Laughing at my grandmother’s nonsense when she was drunk made sense when I was 10. Today she is gone, but now it dawns on me the risks of her behaviour. Excessive drinking problems are usually associated with younger people, and consequently alcohol misuse services seem to be only in place for the younger generations, rather than the elderly. However, a new survey in London has revealed that people over 65 years old are drinking much more than the weekly recommended limit.

Although limits vary from country to country, it is recommended that men do not drink over 21 units of alcohol per week, and women over 14. This survey brought to light that the older generation in Britain are doubling figures with men drinking an outstanding 49 units, while women are drinking approximately 23.

Understanding the risks

It is important to clarify that health risks from alcohol consumption are not exclusive to alcoholics or binge drinkers alone.

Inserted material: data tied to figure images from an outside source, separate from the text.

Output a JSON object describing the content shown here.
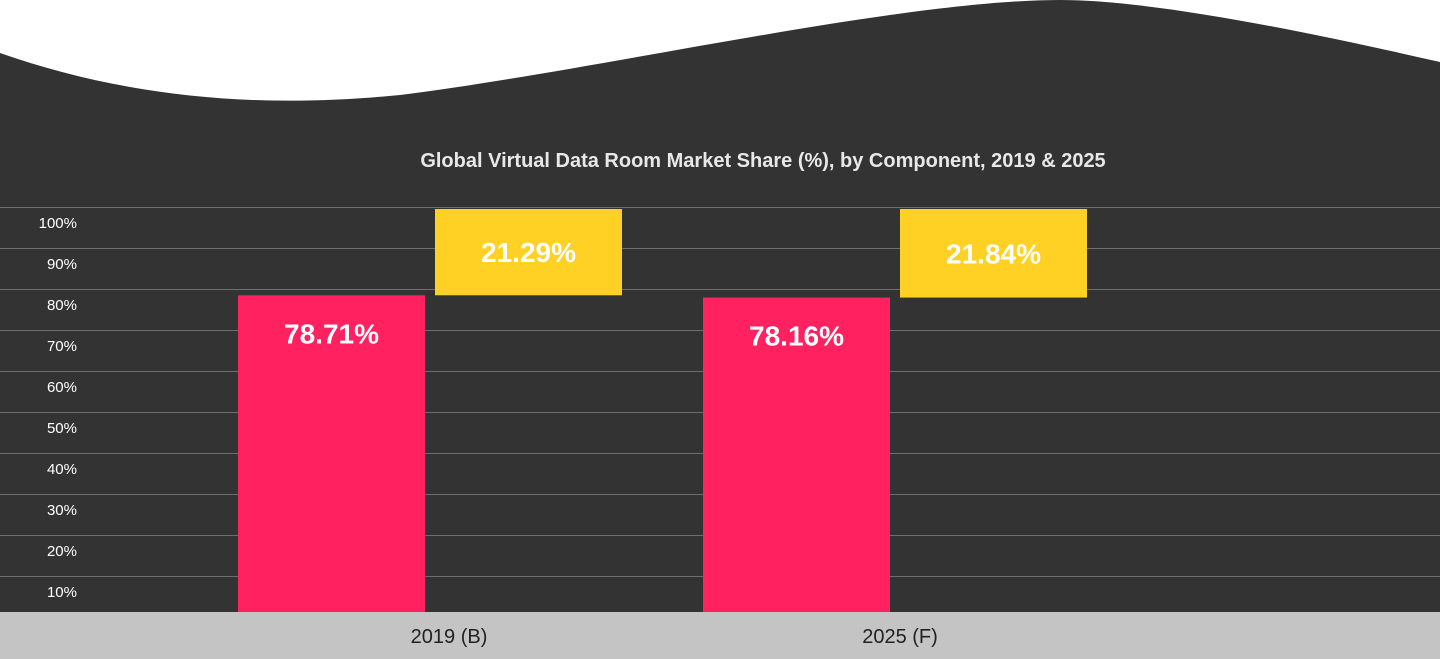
{
  "colors": {
    "background": "#333333",
    "wave": "#ffffff",
    "axis_band": "#c4c4c4",
    "grid": "#6e6e6e",
    "series_primary": "#ff2160",
    "series_secondary": "#ffd124"
  },
  "chart_data": {
    "type": "bar",
    "title": "Global Virtual Data Room Market Share (%), by Component, 2019 & 2025",
    "categories": [
      "2019 (B)",
      "2025 (F)"
    ],
    "series": [
      {
        "values": [
          78.71,
          78.16
        ],
        "labels": [
          "78.71%",
          "78.16%"
        ],
        "color": "#ff2160"
      },
      {
        "values": [
          21.29,
          21.84
        ],
        "labels": [
          "21.29%",
          "21.84%"
        ],
        "color": "#ffd124"
      }
    ],
    "yticks": [
      "10%",
      "20%",
      "30%",
      "40%",
      "50%",
      "60%",
      "70%",
      "80%",
      "90%",
      "100%"
    ],
    "ylim": [
      0,
      100
    ],
    "grid": true,
    "legend": "none"
  }
}
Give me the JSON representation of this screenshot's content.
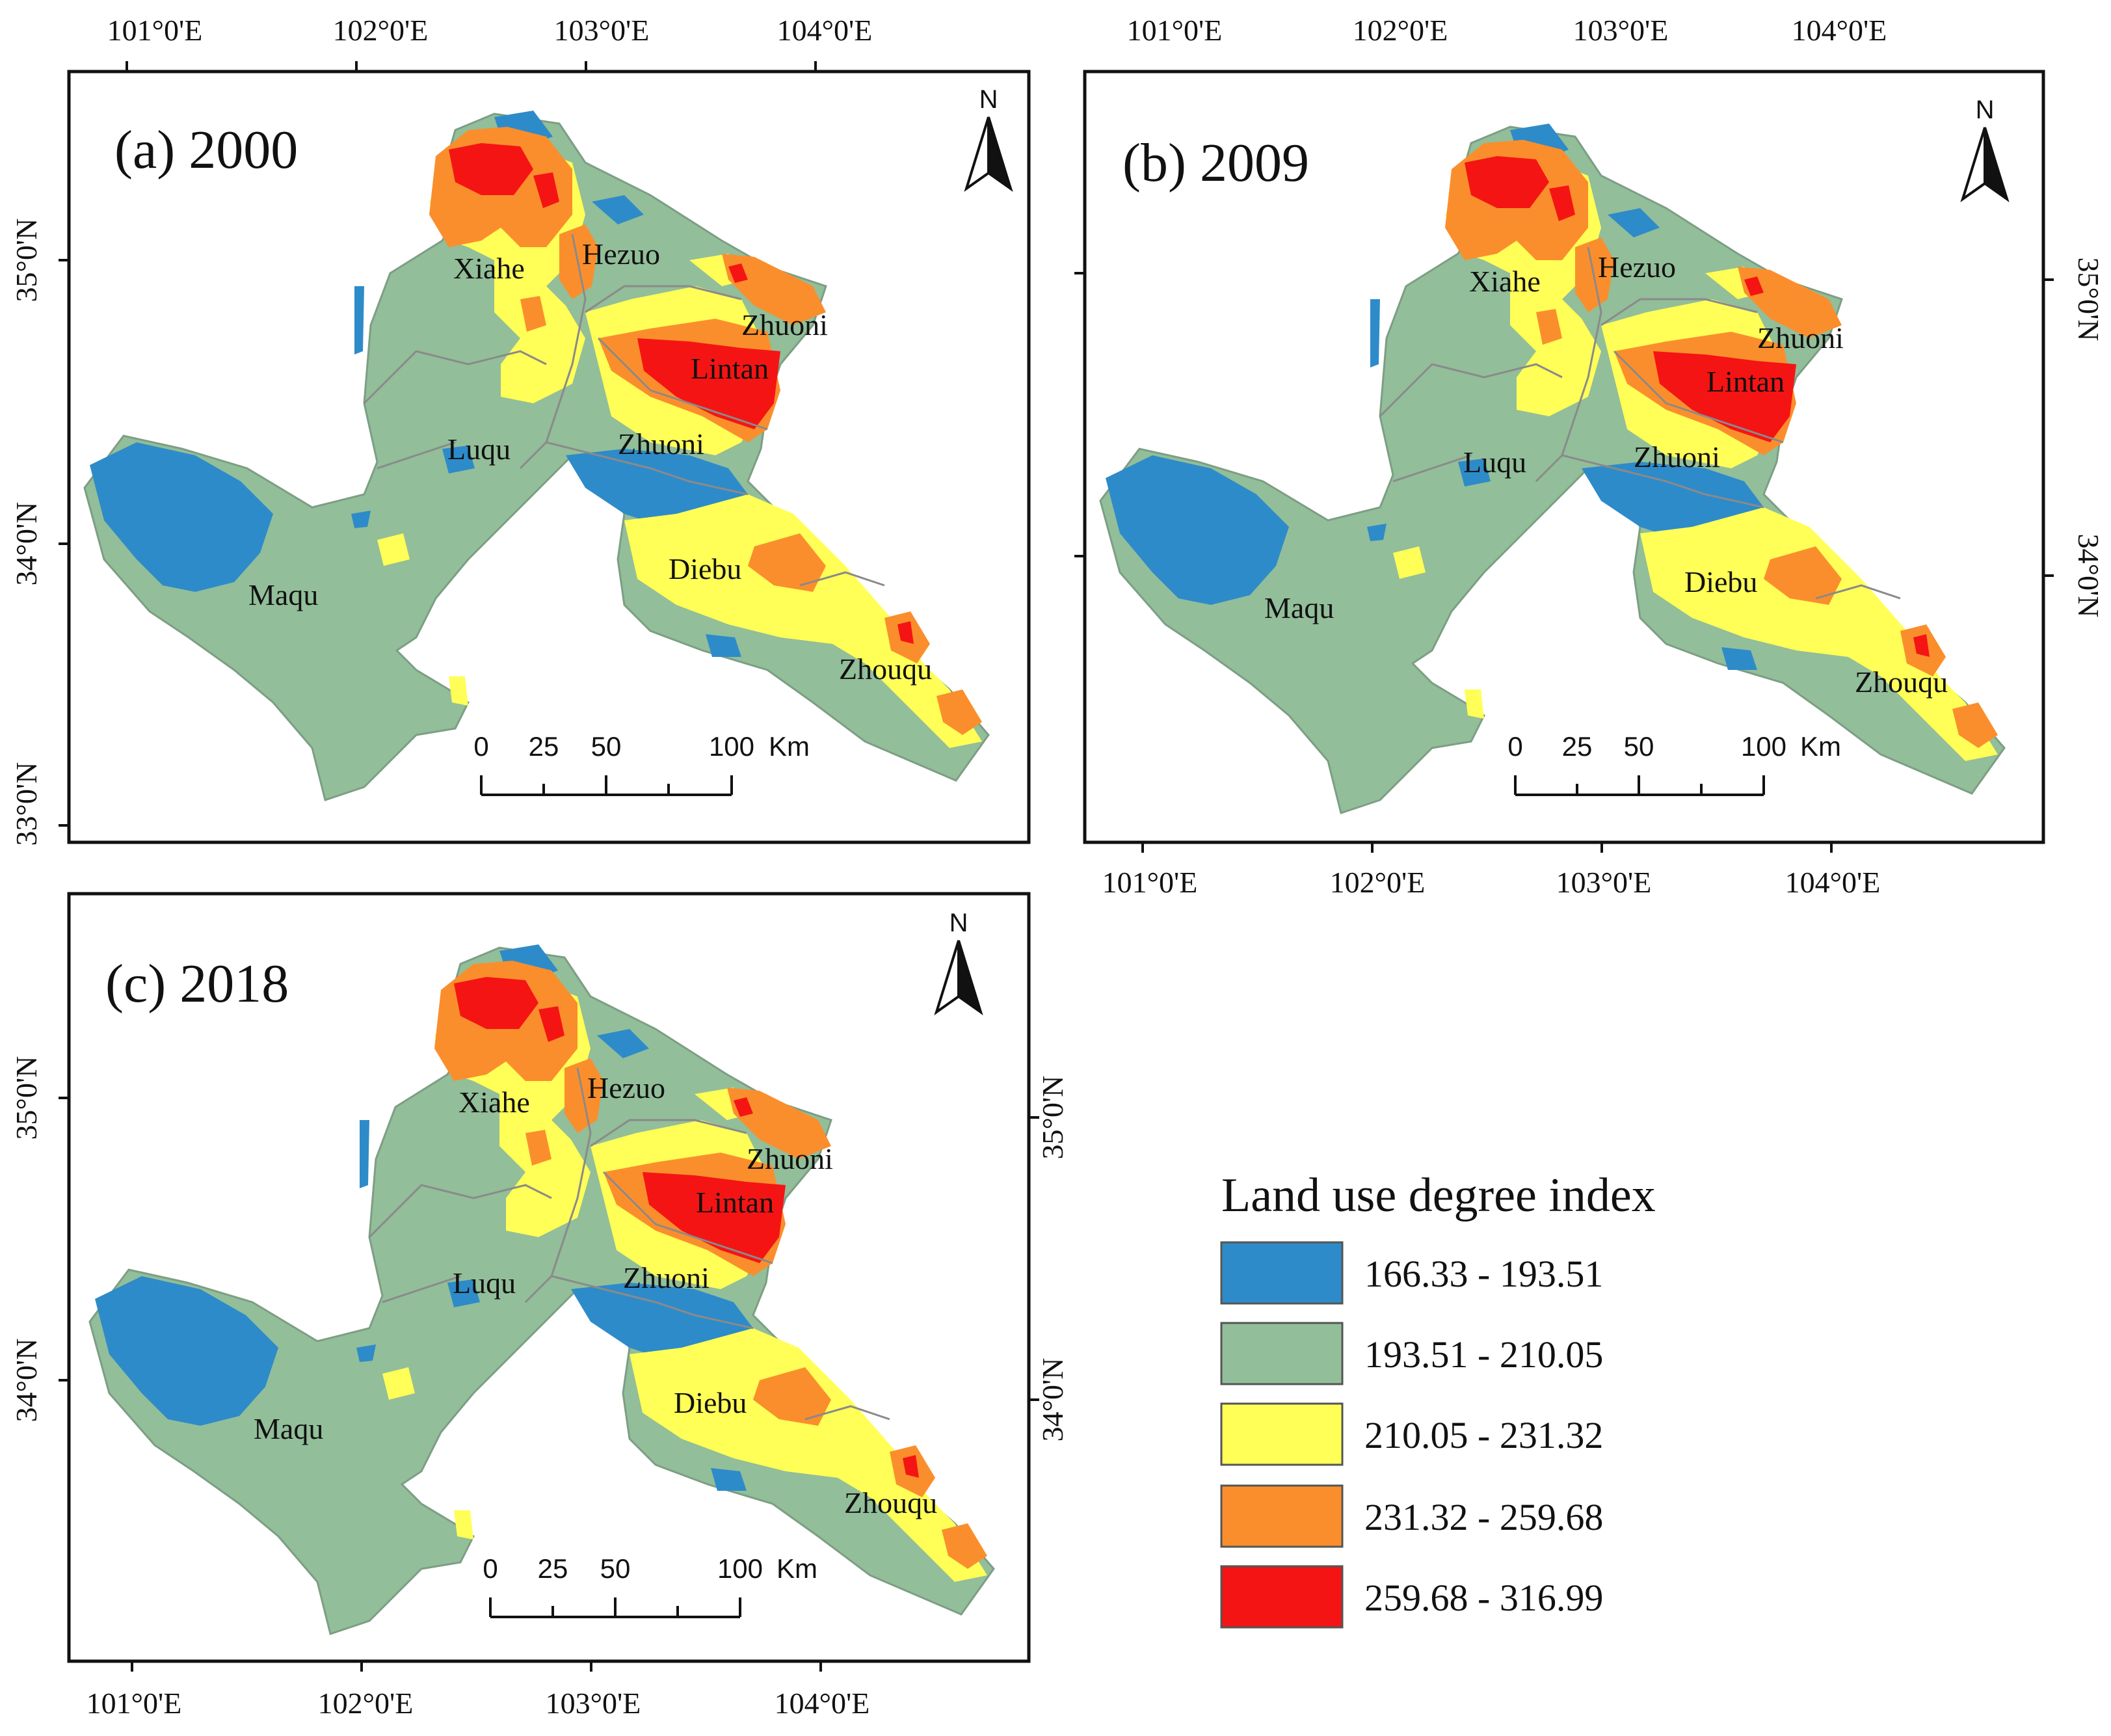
{
  "colors": {
    "class1": "#2e8bc9",
    "class2": "#92be99",
    "class3": "#ffff57",
    "class4": "#fb8e2c",
    "class5": "#f51414",
    "boundary": "#8a8a8a",
    "frame": "#111111"
  },
  "coords": {
    "lon": [
      "101°0'E",
      "102°0'E",
      "103°0'E",
      "104°0'E"
    ],
    "lat": [
      "35°0'N",
      "34°0'N",
      "33°0'N"
    ]
  },
  "north_label": "N",
  "scale": {
    "ticks": [
      "0",
      "25",
      "50",
      "100"
    ],
    "unit": "Km"
  },
  "counties": [
    "Xiahe",
    "Hezuo",
    "Zhuoni",
    "Lintan",
    "Luqu",
    "Zhuoni",
    "Maqu",
    "Diebu",
    "Zhouqu"
  ],
  "panels": [
    {
      "title": "(a) 2000"
    },
    {
      "title": "(b) 2009"
    },
    {
      "title": "(c) 2018"
    }
  ],
  "legend": {
    "title": "Land use degree index",
    "items": [
      {
        "label": "166.33 - 193.51",
        "color": "#2e8bc9"
      },
      {
        "label": "193.51 - 210.05",
        "color": "#92be99"
      },
      {
        "label": "210.05 - 231.32",
        "color": "#ffff57"
      },
      {
        "label": "231.32 - 259.68",
        "color": "#fb8e2c"
      },
      {
        "label": "259.68 - 316.99",
        "color": "#f51414"
      }
    ]
  }
}
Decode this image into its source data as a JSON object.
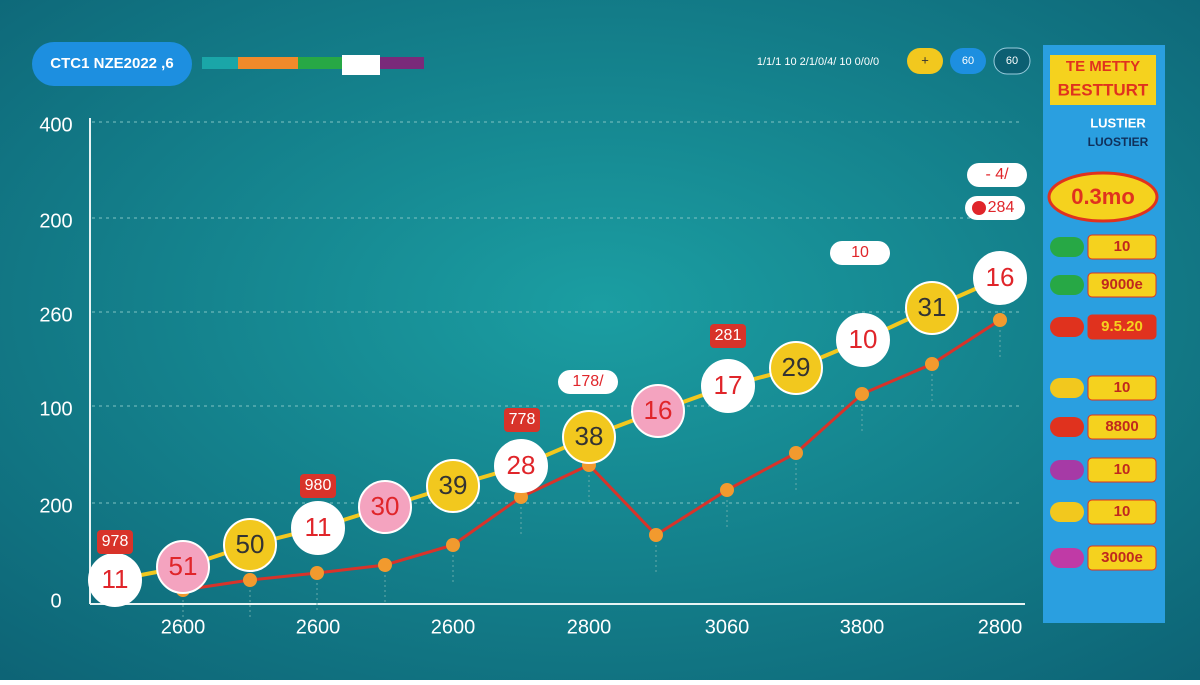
{
  "header": {
    "badge": "CTC1 NZE2022 ,6",
    "status": "1/1/1 10 2/1/0/4/ 10 0/0/0",
    "buttons": [
      "+",
      "60",
      "60"
    ]
  },
  "axis": {
    "y_labels": [
      "400",
      "200",
      "260",
      "100",
      "200",
      "0"
    ],
    "x_labels": [
      "2600",
      "2600",
      "2600",
      "2800",
      "3060",
      "3800",
      "2800"
    ]
  },
  "bubbles": [
    "11",
    "51",
    "50",
    "11",
    "30",
    "39",
    "28",
    "38",
    "16",
    "17",
    "29",
    "10",
    "31",
    "16"
  ],
  "callouts": [
    "978",
    "980",
    "778",
    "178/",
    "281",
    "10",
    "- 4/",
    "284"
  ],
  "panel": {
    "title": [
      "TE METTY",
      "BESTTURT"
    ],
    "subtitle": [
      "LUSTIER",
      "LUOSTIER"
    ],
    "headline": "0.3mo",
    "rows": [
      "10",
      "9000e",
      "9.5.20",
      "10",
      "8800",
      "10",
      "10",
      "3000e"
    ]
  }
}
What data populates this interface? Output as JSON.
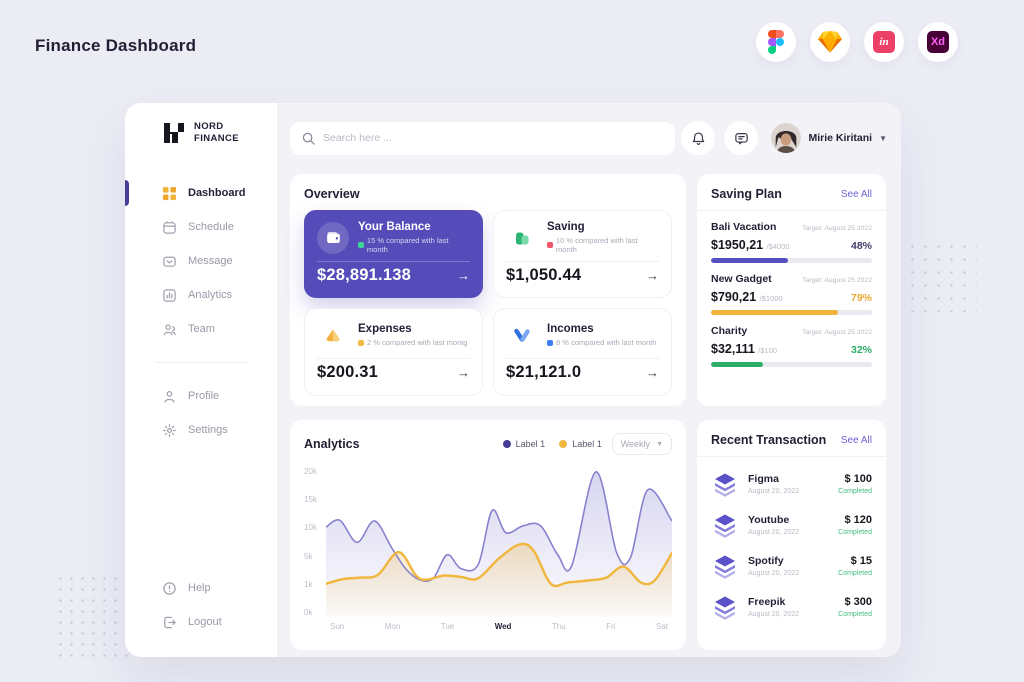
{
  "page": {
    "title": "Finance Dashboard"
  },
  "apps": [
    {
      "name": "figma"
    },
    {
      "name": "sketch"
    },
    {
      "name": "invision",
      "label": "in"
    },
    {
      "name": "xd",
      "label": "Xd"
    }
  ],
  "sidebar": {
    "brand_line1": "NORD",
    "brand_line2": "FINANCE",
    "menu": [
      {
        "label": "Dashboard"
      },
      {
        "label": "Schedule"
      },
      {
        "label": "Message"
      },
      {
        "label": "Analytics"
      },
      {
        "label": "Team"
      }
    ],
    "secondary": [
      {
        "label": "Profile"
      },
      {
        "label": "Settings"
      }
    ],
    "footer": [
      {
        "label": "Help"
      },
      {
        "label": "Logout"
      }
    ]
  },
  "header": {
    "search_placeholder": "Search here ...",
    "user_name": "Mirie Kiritani"
  },
  "overview": {
    "title": "Overview",
    "cta_arrow": "→",
    "cards": [
      {
        "title": "Your Balance",
        "change": "15 % compared with last month",
        "amount": "$28,891.138"
      },
      {
        "title": "Saving",
        "change": "10 % compared with last month",
        "amount": "$1,050.44"
      },
      {
        "title": "Expenses",
        "change": "2 % compared with last montg",
        "amount": "$200.31"
      },
      {
        "title": "Incomes",
        "change": "8 % compared with last month",
        "amount": "$21,121.0"
      }
    ]
  },
  "saving_plan": {
    "title": "Saving Plan",
    "see_all": "See All",
    "items": [
      {
        "name": "Bali Vacation",
        "target": "Target: August 25 2022",
        "amount": "$1950,21",
        "of_total": "/$4000",
        "percent": "48%",
        "percent_value": 48,
        "color": "#574FBF",
        "pct_color": "#433C6B"
      },
      {
        "name": "New Gadget",
        "target": "Target: August 25 2022",
        "amount": "$790,21",
        "of_total": "/$1000",
        "percent": "79%",
        "percent_value": 79,
        "color": "#F2B33C",
        "pct_color": "#E9A832"
      },
      {
        "name": "Charity",
        "target": "Target: August 25 2022",
        "amount": "$32,111",
        "of_total": "/$100",
        "percent": "32%",
        "percent_value": 32,
        "color": "#2BAE66",
        "pct_color": "#2BAE66"
      }
    ]
  },
  "analytics": {
    "title": "Analytics",
    "legend": [
      {
        "label": "Label 1",
        "color": "#463C96"
      },
      {
        "label": "Label 1",
        "color": "#F0B63E"
      }
    ],
    "range": "Weekly"
  },
  "chart_data": {
    "type": "area",
    "title": "Analytics",
    "xticks": [
      "Sun",
      "Mon",
      "Tue",
      "Wed",
      "Thu",
      "Fri",
      "Sat"
    ],
    "highlighted_xtick": "Wed",
    "yticks": [
      "20k",
      "15k",
      "10k",
      "5k",
      "1k",
      "0k"
    ],
    "ylim": [
      0,
      22000
    ],
    "grid": false,
    "legend_position": "top-right",
    "series": [
      {
        "name": "Label 1",
        "color": "#8781CE",
        "points": [
          [
            0,
            13000
          ],
          [
            4,
            14000
          ],
          [
            9,
            10800
          ],
          [
            14,
            13900
          ],
          [
            19,
            10000
          ],
          [
            23,
            7000
          ],
          [
            27,
            5400
          ],
          [
            31,
            5600
          ],
          [
            35,
            9000
          ],
          [
            39,
            7000
          ],
          [
            44,
            7600
          ],
          [
            48,
            15400
          ],
          [
            52,
            12200
          ],
          [
            57,
            13200
          ],
          [
            62,
            13200
          ],
          [
            67,
            9000
          ],
          [
            71,
            7400
          ],
          [
            78,
            21000
          ],
          [
            84,
            9300
          ],
          [
            88,
            8600
          ],
          [
            93,
            18400
          ],
          [
            100,
            13900
          ]
        ]
      },
      {
        "name": "Label 1",
        "color": "#F0B63E",
        "points": [
          [
            0,
            4800
          ],
          [
            5,
            5500
          ],
          [
            10,
            5700
          ],
          [
            15,
            6100
          ],
          [
            21,
            9400
          ],
          [
            26,
            6000
          ],
          [
            29,
            5400
          ],
          [
            34,
            6000
          ],
          [
            39,
            5800
          ],
          [
            44,
            5600
          ],
          [
            50,
            8500
          ],
          [
            56,
            10500
          ],
          [
            60,
            9600
          ],
          [
            65,
            4800
          ],
          [
            70,
            5000
          ],
          [
            76,
            5300
          ],
          [
            81,
            5700
          ],
          [
            86,
            7300
          ],
          [
            91,
            5000
          ],
          [
            95,
            5300
          ],
          [
            100,
            9300
          ]
        ]
      }
    ]
  },
  "transactions": {
    "title": "Recent Transaction",
    "see_all": "See All",
    "rows": [
      {
        "name": "Figma",
        "date": "August 20, 2022",
        "amount": "$ 100",
        "status": "Completed"
      },
      {
        "name": "Youtube",
        "date": "August 20, 2022",
        "amount": "$ 120",
        "status": "Completed"
      },
      {
        "name": "Spotify",
        "date": "August 20, 2022",
        "amount": "$ 15",
        "status": "Completed"
      },
      {
        "name": "Freepik",
        "date": "August 20, 2022",
        "amount": "$ 300",
        "status": "Completed"
      }
    ]
  },
  "colors": {
    "accent_purple": "#564CB9",
    "accent_yellow": "#F2B33C",
    "accent_green": "#2BAE66",
    "accent_blue": "#2F6FDE",
    "status_green": "#43BD81",
    "link_purple": "#6B63D1"
  }
}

Someone who drinks slightly more than the recommended level per week can also see the long-term effects. Alcohol interferes with many areas of the body like the brain, heart, kidneys, liver and pancreas. It can also shorten lifespan, reduce fertility and cause cancer.

Other than drinking a glass of red wine a day – which can protect the heart, according to scientists – there are no proven benefits of alcohol. So even if you respect limits, or drink less than the limits, you can still be harming your health in the long run. Additionally, elderly people are more at risk of causing physical damage to their bodies while intoxicated by falling over or running into things, for example.

Are expats retirees at a greater risk?

In the Mexican Caribbean, where it is common to drink a beer after work and enjoy the year round summer weather, retired expats are commonly found in bars having a third, fourth and fifth beer every afternoon. Expat retirees around the world have no responsibilities, and are often found at noon-cocktail gatherings, lunch meetings with booze or midweek barbeques.

By no means am I suggesting that expats should not enjoy their well deserved retirement, but I think it is important that they are aware of the damage they could be doing to their bodies. Perhaps boredom is the main cause that drives retired expats to turn to drinking, without realising that they have a new country to explore, new friends to make and many amazing experiences to live while abroad.

If you, or someone you know, is abusing alcohol consumption, you should seek immediate professional help.